Publisher: Pragmatic Bookshelf
ISBN: 1680506587
Category : Computers
Languages : en
Pages : 307
Book Description
Self-driving cars, natural language recognition, and online recommendation engines are all possible thanks to Machine Learning. Now you can create your own genetic algorithms, nature-inspired swarms, Monte Carlo simulations, cellular automata, and clusters. Learn how to test your ML code and dive into even more advanced topics. If you are a beginner-to-intermediate programmer keen to understand machine learning, this book is for you. Discover machine learning algorithms using a handful of self-contained recipes. Build a repertoire of algorithms, discovering terms and approaches that apply generally. Bake intelligence into your algorithms, guiding them to discover good solutions to problems. In this book, you will: Use heuristics and design fitness functions. Build genetic algorithms. Make nature-inspired swarms with ants, bees and particles. Create Monte Carlo simulations. Investigate cellular automata. Find minima and maxima, using hill climbing and simulated annealing. Try selection methods, including tournament and roulette wheels. Learn about heuristics, fitness functions, metrics, and clusters. Test your code and get inspired to try new problems. Work through scenarios to code your way out of a paper bag; an important skill for any competent programmer. See how the algorithms explore and learn by creating visualizations of each problem. Get inspired to design your own machine learning projects and become familiar with the jargon.
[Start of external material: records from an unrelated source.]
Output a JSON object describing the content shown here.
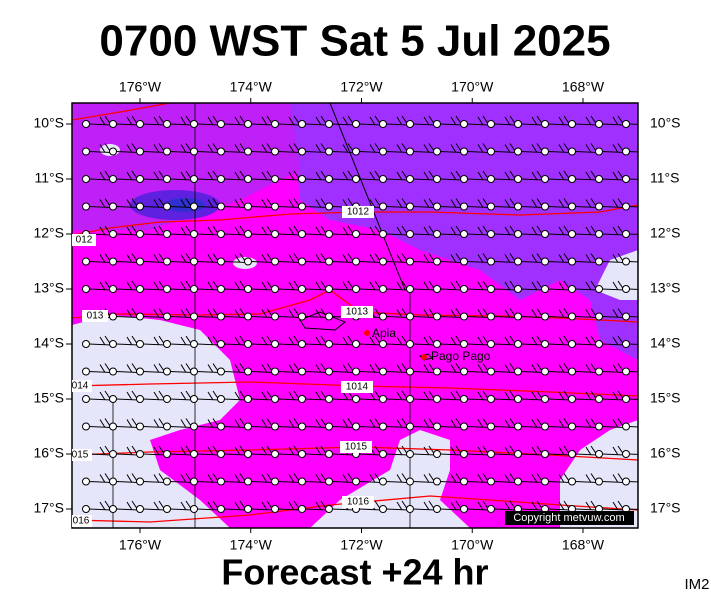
{
  "header": {
    "title": "0700 WST Sat 5 Jul 2025"
  },
  "map": {
    "lon_labels": [
      "176°W",
      "174°W",
      "172°W",
      "170°W",
      "168°W"
    ],
    "lat_labels": [
      "10°S",
      "11°S",
      "12°S",
      "13°S",
      "14°S",
      "15°S",
      "16°S",
      "17°S"
    ],
    "places": [
      "Apia",
      "Pago Pago"
    ],
    "isobar_labels": [
      "1012",
      "012",
      "1013",
      "013",
      "1014",
      "014",
      "1015",
      "015",
      "1016",
      "016"
    ],
    "copyright": "Copyright metvuw.com"
  },
  "footer": {
    "subtitle": "Forecast +24 hr",
    "image_id": "IM2"
  }
}
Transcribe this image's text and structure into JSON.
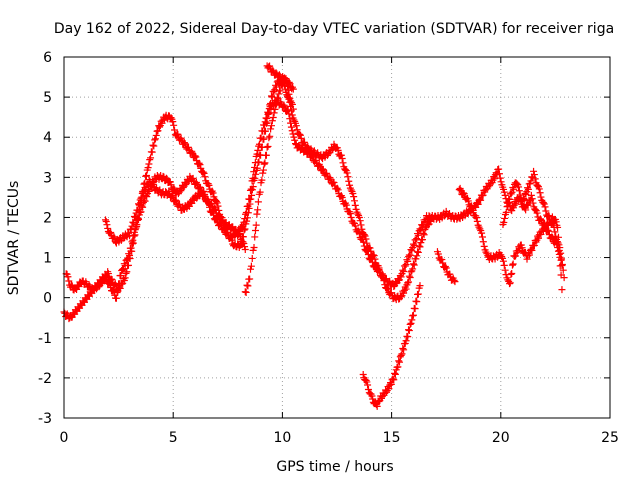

What You Need: Code in C++ (>= C++11), Python (2.x or 3.x) and JavaScript (using the HTML5 canvas). Also uses matplotlib and some open source libraries, including SFML, Catch and Cosmic-Ray. These plotting and testing libraries are not required but their use will give you a fuller experience. Armed with just a text editor and compiler/interpreter for your language of choice you can still code along from the general algorithm descriptions.